Non-contrast CT (NCCT) is widely used in clinical practice and holds potential for large-scale atherosclerosis screening, yet its application in detecting and grading aortic atherosclerosis remains limited. To address this, we propose Aortic-AAE, an automated segmentation system based on a cascaded attention mechanism within the nnU-Net framework. The cascaded attention module enhances feature learning across complex anatomical structures, outperforming existing attention modules. Integrated preprocessing and post-processing ensure anatomical consistency and robustness across multi-center data. Trained on 435 labeled NCCT scans from three centers and validated on 388 independent cases, Aortic-AAE achieved 81.12% accuracy in aortic stenosis classification and 92.37% in Agatston scoring of calcified plaques, surpassing five state-of-the-art models. This study demonstrates the feasibility of using deep learning for accurate detection and grading of aortic atherosclerosis from NCCT, supporting improved diagnostic decisions and enhanced clinical workflows.

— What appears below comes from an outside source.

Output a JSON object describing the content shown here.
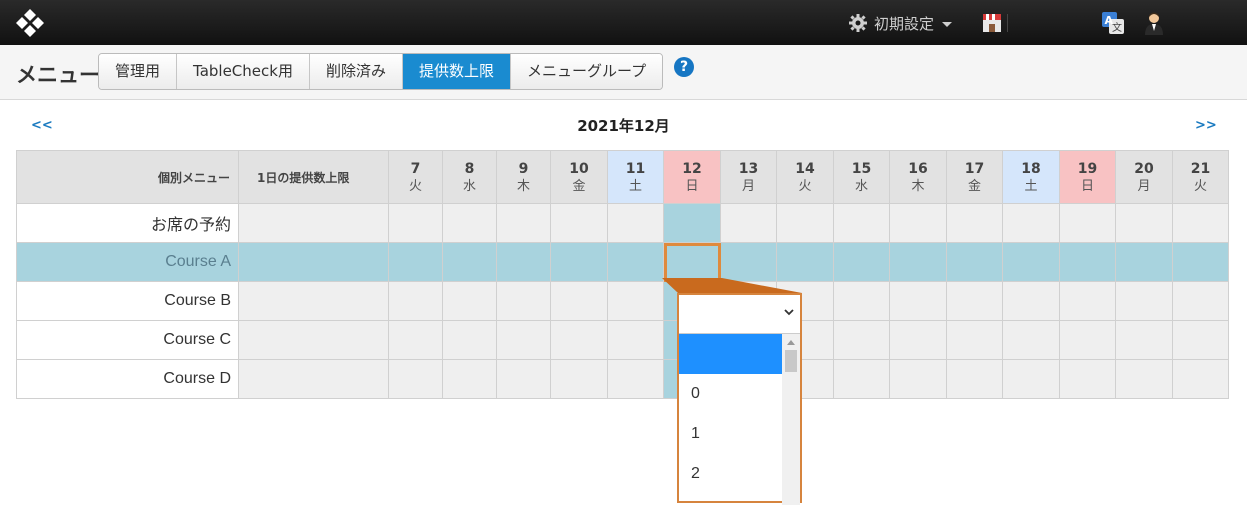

非增强CT(NCCT)在临床实践中广泛应用,具有大规模动脉粥样硬化筛查的潜力,但其在检测和分级主动脉粥样硬化方面的应用仍然有限。为解决这一问题,我们提出了Aortic-AAE,这是一种基于nnU-Net框架内的级联注意力机制的自动分割系统。级联注意力模块增强了跨复杂解剖结构的特征学习,优于现有的注意力模块。集成的预处理和后处理确保了多中心数据的解剖一致性和鲁棒性。在来自三个中心的435份标注的NCCT扫描上进行训练,并在388个独立病例上进行验证,Aortic-AAE在主动脉狭窄分类中的准确率达到81.12%,在钙化斑块的阿加斯顿评分中的准确率达到92.37%,超过了五个先进模型。这项研究证明了使用深度学习从NCCT中准确检测和分级主动脉粥样硬化的可行性,有助于改善诊断决策和优化临床工作流程。